Aku langsung mendekati Ustadz Lukman,
eh ternyata si Rahmat juga. Mungkin dia mau mendengar apa yang ingin aku
bicarakan. Terserah, aku tak peduli.
“Ustadz, boleh kita bicara sekarang?”
“Oh ya, boleh. Berdua saja?” Ustadz Lukman berkata seraya melirik Rahmat.
“Ndak Tadz, kalo Rahmat mau ndengar
juga ndak apa-apa”. Ku lihat Rahmat jadi salah tingkah.
“Oh ya udah, monggo, tadi mau
ngomong apa?”
“Begini Tadz, saya ini orang yang
banyak dosa, saya mau dihukum. Sebenarnya sudah lama saya mau menyampaikan hal
ini kepada Ustadz, tapi belum ada kesempatan”. Aku memulai pembicaraan.
“Tunggu, tunggu. Kamu minta dihukum.
Saya saja belum tau apa salahmu yang mesti saya hukum. Coba jelaskan dulu, saya
mau dengar”.
“Terlalu banyak Tadz dan terlalu
besar, saya malu.Kalau Ustadz langsung menghukum saya tentu tidak akan malu da
saya siap menerima apaun hukuman dari Ustadz, yang jelas saya telah berbuat
dosa Tadz.”
Ustadz Lukman tersenyum, beliau tahu
bagaimana sepak terjangku sebelum masuk ke lingkungan pesantren ini.
Mudah-mudahan beliau masih memberikanku kesempatan untuk ku memperbaiki diri.
“Kenapa
malu? Apa kamu kira saya akan menceritakannya ke semua orang?”
“Bukan
begitu Tadz, tapi. . .”
“Mm..
Kalau begitu kamu bisa tetap merahasiakanya, jadi kamu ndak perlu dihukum.”
Gerakan
Ustadz Lukman yang seolah-olah akan berdiri membuatku menjadi kelabakan.
“Eh…Jangan
pergi dulu Tadz, kalau Ustadz pergi lantas siapa yang akan menghukum saya?’ Aku
mencoba menahannya.
“Apa yang
perlu saya hukum?” Lagi-lagi Ustadz Lukman membuatku merasa serba salah.
Suasana hening
sesaat. Rahmat hanya menyimak.
“Tapi
kalau saya ngomong apa adanya, tentu Ustadz akan menghukum saya,”
“InsyaAllah
ndak. Rasul aja ndak pernah marah walau kaum kafir quraisy sangat membencinya.

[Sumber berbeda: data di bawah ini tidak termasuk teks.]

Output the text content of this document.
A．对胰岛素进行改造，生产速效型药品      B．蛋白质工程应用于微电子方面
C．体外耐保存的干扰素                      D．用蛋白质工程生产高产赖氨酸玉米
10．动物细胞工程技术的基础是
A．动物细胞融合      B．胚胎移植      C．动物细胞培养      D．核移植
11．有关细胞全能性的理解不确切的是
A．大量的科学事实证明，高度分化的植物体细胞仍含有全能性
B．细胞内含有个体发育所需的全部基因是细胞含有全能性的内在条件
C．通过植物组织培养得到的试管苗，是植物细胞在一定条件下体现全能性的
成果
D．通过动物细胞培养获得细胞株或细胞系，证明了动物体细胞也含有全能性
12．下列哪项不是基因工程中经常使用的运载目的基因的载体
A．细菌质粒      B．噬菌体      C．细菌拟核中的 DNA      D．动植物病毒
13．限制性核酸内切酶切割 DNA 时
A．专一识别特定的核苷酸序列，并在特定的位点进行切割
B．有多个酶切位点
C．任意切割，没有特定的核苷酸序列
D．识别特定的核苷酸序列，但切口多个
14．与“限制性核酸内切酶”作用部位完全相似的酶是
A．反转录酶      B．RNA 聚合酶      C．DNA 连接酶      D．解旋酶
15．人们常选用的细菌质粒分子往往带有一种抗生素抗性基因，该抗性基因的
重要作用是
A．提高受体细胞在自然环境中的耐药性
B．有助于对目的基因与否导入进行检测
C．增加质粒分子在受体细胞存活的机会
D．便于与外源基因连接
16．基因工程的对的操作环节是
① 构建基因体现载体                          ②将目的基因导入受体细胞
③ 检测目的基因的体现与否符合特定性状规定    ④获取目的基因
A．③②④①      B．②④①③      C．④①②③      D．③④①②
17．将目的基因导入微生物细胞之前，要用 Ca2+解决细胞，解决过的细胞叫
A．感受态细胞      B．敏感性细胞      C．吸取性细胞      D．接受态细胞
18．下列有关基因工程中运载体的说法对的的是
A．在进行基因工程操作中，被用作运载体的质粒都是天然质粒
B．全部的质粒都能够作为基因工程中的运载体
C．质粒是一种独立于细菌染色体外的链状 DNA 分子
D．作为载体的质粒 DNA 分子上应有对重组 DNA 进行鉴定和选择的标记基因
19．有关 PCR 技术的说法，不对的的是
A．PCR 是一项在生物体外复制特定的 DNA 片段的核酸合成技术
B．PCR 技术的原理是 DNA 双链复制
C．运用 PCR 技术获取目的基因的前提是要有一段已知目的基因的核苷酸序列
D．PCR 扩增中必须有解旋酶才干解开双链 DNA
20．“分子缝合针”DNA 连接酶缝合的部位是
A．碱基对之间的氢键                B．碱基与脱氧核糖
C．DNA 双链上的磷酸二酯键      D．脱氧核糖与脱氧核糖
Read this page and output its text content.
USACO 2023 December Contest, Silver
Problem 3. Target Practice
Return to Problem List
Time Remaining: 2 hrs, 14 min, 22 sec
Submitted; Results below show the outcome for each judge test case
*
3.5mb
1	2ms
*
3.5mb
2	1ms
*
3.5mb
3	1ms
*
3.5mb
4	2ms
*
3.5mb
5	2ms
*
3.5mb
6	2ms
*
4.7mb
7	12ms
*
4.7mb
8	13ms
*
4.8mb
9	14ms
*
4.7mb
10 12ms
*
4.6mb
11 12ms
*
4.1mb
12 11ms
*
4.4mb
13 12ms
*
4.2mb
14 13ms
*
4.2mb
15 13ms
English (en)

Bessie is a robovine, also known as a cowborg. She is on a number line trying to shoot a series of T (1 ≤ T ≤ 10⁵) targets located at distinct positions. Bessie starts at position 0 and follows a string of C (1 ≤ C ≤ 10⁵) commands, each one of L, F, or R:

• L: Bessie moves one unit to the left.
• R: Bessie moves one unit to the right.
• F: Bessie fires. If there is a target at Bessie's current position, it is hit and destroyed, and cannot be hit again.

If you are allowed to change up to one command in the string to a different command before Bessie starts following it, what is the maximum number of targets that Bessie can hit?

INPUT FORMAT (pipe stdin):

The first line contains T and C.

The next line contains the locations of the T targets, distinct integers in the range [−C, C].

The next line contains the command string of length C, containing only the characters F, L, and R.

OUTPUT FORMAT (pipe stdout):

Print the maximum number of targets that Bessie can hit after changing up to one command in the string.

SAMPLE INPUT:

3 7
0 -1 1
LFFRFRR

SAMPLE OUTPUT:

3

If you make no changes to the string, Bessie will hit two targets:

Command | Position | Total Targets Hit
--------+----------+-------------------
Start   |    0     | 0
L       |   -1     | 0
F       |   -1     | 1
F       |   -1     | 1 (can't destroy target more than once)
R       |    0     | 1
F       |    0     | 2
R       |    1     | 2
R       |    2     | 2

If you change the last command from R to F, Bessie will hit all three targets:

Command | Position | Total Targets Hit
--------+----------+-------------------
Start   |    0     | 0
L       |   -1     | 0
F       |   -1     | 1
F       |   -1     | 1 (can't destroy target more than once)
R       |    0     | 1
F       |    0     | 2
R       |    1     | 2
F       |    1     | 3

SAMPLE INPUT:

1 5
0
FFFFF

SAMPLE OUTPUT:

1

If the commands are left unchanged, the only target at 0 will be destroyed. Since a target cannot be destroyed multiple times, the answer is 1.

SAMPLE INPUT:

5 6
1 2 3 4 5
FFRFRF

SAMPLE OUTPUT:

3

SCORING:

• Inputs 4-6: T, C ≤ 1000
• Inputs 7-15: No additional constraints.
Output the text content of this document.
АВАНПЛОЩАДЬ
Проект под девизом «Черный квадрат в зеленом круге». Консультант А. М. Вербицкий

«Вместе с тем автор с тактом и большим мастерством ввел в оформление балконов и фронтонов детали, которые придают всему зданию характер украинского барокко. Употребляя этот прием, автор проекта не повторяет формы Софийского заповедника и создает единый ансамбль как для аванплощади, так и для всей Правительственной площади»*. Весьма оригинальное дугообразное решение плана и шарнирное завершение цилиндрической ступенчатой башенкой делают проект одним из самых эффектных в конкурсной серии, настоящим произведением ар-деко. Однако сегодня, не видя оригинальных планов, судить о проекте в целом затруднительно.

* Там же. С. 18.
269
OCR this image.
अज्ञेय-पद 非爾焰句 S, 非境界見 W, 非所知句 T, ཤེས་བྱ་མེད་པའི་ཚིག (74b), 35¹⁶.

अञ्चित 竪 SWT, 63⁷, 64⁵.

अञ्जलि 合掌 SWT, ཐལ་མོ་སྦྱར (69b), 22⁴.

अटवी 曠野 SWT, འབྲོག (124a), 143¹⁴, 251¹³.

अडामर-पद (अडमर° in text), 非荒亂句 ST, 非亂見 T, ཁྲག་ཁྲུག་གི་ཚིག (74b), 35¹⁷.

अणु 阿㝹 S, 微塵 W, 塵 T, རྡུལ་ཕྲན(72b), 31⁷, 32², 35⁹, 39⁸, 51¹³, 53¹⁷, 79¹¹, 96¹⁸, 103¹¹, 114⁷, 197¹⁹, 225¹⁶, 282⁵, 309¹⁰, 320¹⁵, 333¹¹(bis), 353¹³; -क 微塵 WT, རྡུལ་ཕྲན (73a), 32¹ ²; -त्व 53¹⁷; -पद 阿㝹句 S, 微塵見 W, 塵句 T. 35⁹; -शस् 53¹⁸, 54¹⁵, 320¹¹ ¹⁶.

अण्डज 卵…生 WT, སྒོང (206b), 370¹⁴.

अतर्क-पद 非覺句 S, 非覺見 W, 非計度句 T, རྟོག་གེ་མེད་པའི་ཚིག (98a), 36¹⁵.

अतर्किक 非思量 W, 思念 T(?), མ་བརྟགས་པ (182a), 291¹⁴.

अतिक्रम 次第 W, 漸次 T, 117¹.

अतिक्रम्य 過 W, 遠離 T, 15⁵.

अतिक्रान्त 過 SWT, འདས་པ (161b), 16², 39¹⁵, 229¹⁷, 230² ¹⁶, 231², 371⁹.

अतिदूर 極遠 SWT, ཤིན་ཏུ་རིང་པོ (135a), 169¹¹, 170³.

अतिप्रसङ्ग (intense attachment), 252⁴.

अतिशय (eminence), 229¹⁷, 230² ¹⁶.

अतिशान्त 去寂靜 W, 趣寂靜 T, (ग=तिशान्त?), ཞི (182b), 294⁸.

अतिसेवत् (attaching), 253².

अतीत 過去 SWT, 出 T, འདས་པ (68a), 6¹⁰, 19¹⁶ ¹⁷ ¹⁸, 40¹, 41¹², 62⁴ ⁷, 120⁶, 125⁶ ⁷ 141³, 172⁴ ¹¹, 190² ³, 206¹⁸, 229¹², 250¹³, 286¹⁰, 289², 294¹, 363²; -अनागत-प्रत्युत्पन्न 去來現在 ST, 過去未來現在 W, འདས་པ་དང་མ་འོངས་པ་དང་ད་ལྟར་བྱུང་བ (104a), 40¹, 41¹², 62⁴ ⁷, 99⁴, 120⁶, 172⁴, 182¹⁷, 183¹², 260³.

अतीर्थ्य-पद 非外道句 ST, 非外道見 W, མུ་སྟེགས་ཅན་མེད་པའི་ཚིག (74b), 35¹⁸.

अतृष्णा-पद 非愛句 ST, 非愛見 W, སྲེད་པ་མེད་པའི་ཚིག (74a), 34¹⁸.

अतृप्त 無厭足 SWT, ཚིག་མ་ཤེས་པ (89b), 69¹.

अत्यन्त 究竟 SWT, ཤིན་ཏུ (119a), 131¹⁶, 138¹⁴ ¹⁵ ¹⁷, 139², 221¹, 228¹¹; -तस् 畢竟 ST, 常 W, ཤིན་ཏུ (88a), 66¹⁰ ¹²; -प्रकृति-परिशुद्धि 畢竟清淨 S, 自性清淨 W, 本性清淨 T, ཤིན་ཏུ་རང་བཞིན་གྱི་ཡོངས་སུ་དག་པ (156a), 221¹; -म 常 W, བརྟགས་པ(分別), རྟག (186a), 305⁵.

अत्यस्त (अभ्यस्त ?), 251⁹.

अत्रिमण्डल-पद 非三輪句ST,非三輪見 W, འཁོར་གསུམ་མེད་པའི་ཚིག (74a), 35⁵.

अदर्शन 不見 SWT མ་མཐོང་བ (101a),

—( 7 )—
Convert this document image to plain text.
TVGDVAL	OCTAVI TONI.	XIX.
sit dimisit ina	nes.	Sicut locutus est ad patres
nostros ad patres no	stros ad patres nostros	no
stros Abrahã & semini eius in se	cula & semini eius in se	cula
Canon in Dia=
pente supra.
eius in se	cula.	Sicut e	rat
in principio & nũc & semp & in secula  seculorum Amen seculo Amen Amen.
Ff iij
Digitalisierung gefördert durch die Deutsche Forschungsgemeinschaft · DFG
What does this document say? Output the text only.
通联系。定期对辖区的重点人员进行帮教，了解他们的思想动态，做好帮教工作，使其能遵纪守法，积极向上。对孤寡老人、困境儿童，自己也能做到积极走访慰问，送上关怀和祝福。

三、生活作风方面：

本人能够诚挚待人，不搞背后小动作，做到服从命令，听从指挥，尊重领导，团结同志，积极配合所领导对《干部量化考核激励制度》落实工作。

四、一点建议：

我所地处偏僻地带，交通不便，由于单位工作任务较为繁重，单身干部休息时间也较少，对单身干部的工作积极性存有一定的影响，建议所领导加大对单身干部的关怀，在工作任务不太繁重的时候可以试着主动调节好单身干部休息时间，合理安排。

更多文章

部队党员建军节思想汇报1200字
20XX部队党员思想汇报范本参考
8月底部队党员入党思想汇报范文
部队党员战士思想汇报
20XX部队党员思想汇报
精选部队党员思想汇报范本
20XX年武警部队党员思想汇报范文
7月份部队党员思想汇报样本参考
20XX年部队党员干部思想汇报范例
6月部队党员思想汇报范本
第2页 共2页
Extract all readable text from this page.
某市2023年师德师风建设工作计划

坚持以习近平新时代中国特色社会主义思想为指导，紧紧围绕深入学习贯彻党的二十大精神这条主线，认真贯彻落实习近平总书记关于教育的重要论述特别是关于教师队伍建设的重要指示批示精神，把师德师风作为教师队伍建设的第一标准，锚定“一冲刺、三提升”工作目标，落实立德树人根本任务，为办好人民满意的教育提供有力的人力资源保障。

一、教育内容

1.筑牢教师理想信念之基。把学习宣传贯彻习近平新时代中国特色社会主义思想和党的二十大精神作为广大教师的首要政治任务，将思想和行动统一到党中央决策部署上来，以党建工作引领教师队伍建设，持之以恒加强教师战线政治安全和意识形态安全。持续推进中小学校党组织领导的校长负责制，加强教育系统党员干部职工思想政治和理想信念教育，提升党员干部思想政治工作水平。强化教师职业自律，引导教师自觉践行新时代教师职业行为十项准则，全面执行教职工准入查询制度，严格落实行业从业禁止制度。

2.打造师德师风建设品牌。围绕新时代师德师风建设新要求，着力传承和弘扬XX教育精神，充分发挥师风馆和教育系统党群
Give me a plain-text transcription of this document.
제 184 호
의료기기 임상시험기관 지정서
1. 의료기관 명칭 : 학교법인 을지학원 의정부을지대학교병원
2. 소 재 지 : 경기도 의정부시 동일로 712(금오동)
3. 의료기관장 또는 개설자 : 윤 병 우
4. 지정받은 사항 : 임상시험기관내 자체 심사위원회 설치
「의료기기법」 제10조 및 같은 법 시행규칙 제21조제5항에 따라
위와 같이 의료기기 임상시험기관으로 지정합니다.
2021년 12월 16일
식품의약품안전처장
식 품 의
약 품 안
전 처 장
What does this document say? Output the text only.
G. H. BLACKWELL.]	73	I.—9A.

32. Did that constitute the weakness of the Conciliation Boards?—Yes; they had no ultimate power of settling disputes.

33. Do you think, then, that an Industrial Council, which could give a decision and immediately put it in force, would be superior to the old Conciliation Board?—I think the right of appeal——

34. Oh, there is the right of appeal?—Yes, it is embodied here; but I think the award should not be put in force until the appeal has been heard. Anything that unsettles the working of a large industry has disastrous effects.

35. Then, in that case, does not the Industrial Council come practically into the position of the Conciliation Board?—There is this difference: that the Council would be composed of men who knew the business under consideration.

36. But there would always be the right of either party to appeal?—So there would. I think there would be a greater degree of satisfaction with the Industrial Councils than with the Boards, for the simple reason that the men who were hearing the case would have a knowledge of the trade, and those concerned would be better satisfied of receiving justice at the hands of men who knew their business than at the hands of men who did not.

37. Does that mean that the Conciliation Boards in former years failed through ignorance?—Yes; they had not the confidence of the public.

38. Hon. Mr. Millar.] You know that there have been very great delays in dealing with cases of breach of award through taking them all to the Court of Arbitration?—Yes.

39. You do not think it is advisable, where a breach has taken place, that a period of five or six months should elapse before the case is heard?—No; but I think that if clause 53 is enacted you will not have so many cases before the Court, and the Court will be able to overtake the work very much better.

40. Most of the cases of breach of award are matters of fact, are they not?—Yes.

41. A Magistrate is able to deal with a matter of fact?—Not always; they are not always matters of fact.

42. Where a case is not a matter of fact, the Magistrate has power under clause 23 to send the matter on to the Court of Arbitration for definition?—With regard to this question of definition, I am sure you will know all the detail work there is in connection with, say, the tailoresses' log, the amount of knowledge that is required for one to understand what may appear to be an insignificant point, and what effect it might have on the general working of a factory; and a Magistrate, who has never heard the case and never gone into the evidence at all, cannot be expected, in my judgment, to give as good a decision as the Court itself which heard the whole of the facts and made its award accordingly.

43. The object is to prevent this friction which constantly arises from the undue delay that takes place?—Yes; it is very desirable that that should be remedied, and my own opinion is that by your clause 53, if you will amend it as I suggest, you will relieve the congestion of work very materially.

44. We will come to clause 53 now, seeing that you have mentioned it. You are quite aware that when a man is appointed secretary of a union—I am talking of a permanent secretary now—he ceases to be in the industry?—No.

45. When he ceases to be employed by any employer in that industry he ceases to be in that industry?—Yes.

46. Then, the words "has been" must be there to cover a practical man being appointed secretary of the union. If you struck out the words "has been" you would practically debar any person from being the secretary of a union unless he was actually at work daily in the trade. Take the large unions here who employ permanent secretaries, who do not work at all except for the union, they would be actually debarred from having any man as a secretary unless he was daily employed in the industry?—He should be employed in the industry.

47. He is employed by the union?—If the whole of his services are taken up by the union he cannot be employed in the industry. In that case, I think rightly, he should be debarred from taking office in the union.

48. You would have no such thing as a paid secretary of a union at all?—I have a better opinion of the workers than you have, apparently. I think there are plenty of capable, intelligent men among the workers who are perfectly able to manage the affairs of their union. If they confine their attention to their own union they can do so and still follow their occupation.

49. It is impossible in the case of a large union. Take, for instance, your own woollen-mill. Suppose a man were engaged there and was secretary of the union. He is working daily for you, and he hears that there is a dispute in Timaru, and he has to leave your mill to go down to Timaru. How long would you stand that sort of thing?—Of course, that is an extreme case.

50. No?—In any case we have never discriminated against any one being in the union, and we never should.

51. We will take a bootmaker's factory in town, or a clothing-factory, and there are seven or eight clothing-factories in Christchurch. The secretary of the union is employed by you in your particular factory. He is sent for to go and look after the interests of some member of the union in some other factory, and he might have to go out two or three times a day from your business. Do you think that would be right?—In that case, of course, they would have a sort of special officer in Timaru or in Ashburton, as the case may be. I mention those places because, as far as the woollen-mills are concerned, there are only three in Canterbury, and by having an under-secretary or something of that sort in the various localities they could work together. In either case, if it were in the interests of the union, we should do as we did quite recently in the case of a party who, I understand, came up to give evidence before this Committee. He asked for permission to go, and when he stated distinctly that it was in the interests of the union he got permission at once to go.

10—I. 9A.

Difitnah, dilempari kotoran unta, bahkan diancamakan dibunuh Rasul tetap tidak
marah. Saya ndak lebih baik dari Rasul sehingga berhak memarahi kamu padahal
kamu mau tobat.”
“Ustadz
yakin?”
“InsyaAllah”,
jawabnya mantap.
“Tadz,
saya pernah minum bir. Apakah saya bisa diampuni Allah?”
Ustadz
Lukman tersenyum seraya berkata,”Kamu bisa diampuni atau tidak itu urusan
Allah,yang pasti jalan taubat selalu terbuka dengan taubat yang
sebenar-benarnya”.
“Kalau
yang ini Ustadz pasti tau, saya dulu suka mencopet dan mencuri, bagaimana
Tadz?”
“Ya ya. Kalau yang ini lain lagi,
kamu bukan hanya harus memohon ampun kepada Allah, tetapi juga harus meminta
maaf kepada orang yang barangnya telah kamu curi dan meminta keridhoan kepada
pemilik barangnya, syukur-syukur kamu bisa mengganti barangnya”. Ucapan beliau
cukup menemtramkan hatiku. Sepengetahuanku beliau orangnya cukup bijaksana.
“Bukan itu
saja Tadz, saya juga pernah melakukan zinah. Ini yang sangat menjadi beban
fikiran saya. Saya takut Allah ndak mau mengampuni saya. Saya juga malu kalo
sampai nanti bertemu dengan orangnya”, tak terasa aku menjelaskannya kepada
Ustadz Lukman dengan mata mulai merembeskan air mata.
“Sebenarnya
dosa ini tergolong besar. Tapi jika kamu benar-benar ingin bertaubat,
mudah-mudahan Allah berkenan mengampunimu.”
“Tapi
bagaimana jika keluarganya tidak ridho Tadz?”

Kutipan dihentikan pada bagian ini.